Ritch C. Savin-Williams est le directeur du laboratoire de recherche sur le sexe et le genre au département de développement humain de l’Université Cornell. L’étude s’est d’ailleurs déroulée dans son laboratoire et ferait selon lui, partie d’un projet de recherche beaucoup plus global visant à découvrir la vérité à propos de la sexualité humaine.

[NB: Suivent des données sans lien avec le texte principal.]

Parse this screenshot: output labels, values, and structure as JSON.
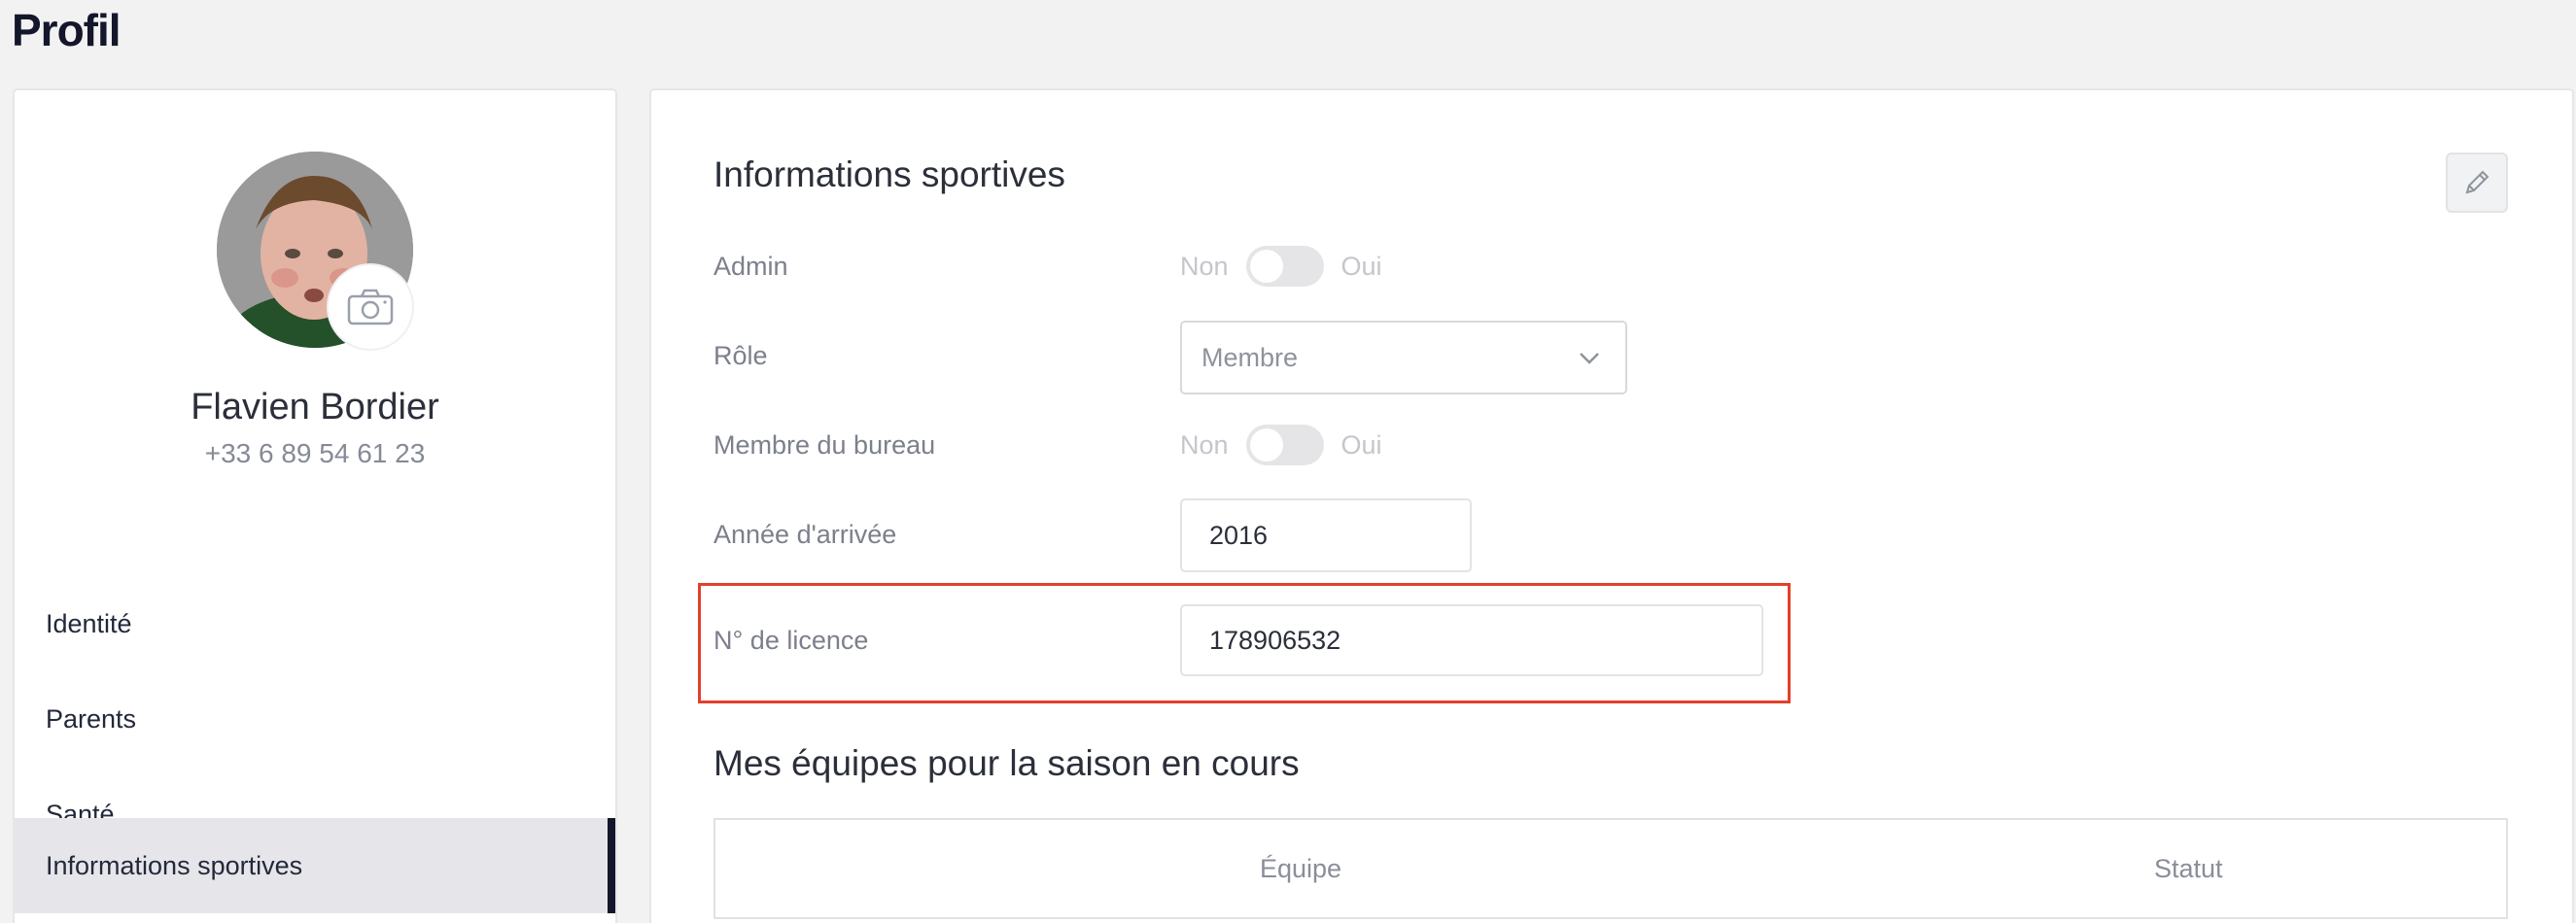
{
  "page": {
    "title": "Profil"
  },
  "profile": {
    "name": "Flavien Bordier",
    "phone": "+33 6 89 54 61 23"
  },
  "nav": {
    "items": [
      {
        "label": "Identité"
      },
      {
        "label": "Parents"
      },
      {
        "label": "Santé"
      },
      {
        "label": "Informations sportives"
      }
    ],
    "active": "Informations sportives"
  },
  "sports": {
    "title": "Informations sportives",
    "admin": {
      "label": "Admin",
      "off": "Non",
      "on": "Oui",
      "value": false
    },
    "role": {
      "label": "Rôle",
      "value": "Membre"
    },
    "bureau": {
      "label": "Membre du bureau",
      "off": "Non",
      "on": "Oui",
      "value": false
    },
    "arrival": {
      "label": "Année d'arrivée",
      "value": "2016"
    },
    "licence": {
      "label": "N° de licence",
      "value": "178906532"
    }
  },
  "teams": {
    "title": "Mes équipes pour la saison en cours",
    "columns": [
      "Équipe",
      "Statut"
    ]
  },
  "colors": {
    "highlight": "#e2402a",
    "accent": "#14172b"
  },
  "icons": {
    "camera": "camera-icon",
    "edit": "pencil-icon",
    "dropdown": "chevron-down-icon"
  }
}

D’après lui, il est essentiellement question d’une étude qui sert à évaluer l’orientation sexuelle en examinant le niveau de dilatation des yeux, sachant que c’est quelque chose qu’on ne peut pas contrôler. C’est exactement sur ce nouveau moyen d’évaluation que repose tout l’ensemble du projet, l’excitation génitale étant un autre critère permettant d’y parvenir mais qui ne devrait pas être le seul à être pris en compte.

Des idées reçues qui pourraient finalement être fausses

« Selon la logique populaire, la sexualité est soit considérée comme « hétéro » soit comme « homo ». La bisexualité, elle, n’ayant commencé à être prise au sérieux que dernièrement. Cela dit, l’idée d’une orientation sexuelle distincte, rigide et prédéfinie est enracinée dans la culture d’une multitude de sociétés à travers le monde et façonne même notre perception culturelle du genre, d’où l’idée que les vrais hommes sont virils et sont attirés par les femmes… Nous essayons alors de mieux comprendre les choses, surtout que beaucoup de gens semblent vouloir avoir l’air de ce qu’ils ne sont pas. », explique-t-il.

Il poursuit en disant que lorsqu’on a montré à des hommes hétérosexuels la photo d’une femme qui est en train de se masturber, ils ont réagi comme des hétérosexuels, mais quand on leur a montré un homme se masturbant, leurs yeux se dilataient légèrement. Par conséquent, il pense que ceci représente une preuve physiologique que tous les hommes ne sont pas uniquement gays, hétéros ou bisexuels. Son objectif étant d’illustrer le fait que les idées selon lesquelles les hommes et les femmes étaient à 100% hétérosexuels ou gays étaient bien fragiles face à une étude scientifique objective.

D’après lui, nous avons une perception de la sexualité qui fait partie d’un continuum comme il a pu être démontré avec les femmes. Les hommes sont d’ailleurs tellement concernés par cette vision que même si un homme avait une attirance pour des individus du même sexe, il ne l’avouerait jamais.

La sexualité vue sous un nouveau jour

Savin-Williams voit que les frontières entre les différentes orientations sexuelles deviennent de plus en plus transparentes et ce, pour les deux sexes. Il pense également que c’est une bonne chose puisque cela donnerait aux enfants plus de diversité dans l’avenir de manière à ce qu’ils ne se sentent pas contraints de se mettre dans une case particulière. Sachant que même les hommes et les femmes hétérosexuels se sentiront beaucoup plus à l’aise dans leur façon d’interagir avec l’autre sexe. Il précise par la même occasion que malgré tous les préjugés auxquels sont exposées les personnes ayant certaines orientations sexuelles, cette différence devrait être vue comme un privilège puisqu’elle permettrait de remettre en question des normes mises en place selon le modèle hétérosexuel et qu’il s’agit de frontières qui limitent les gens en les empêchant d’explorer leur humanité dans toute sa profondeur.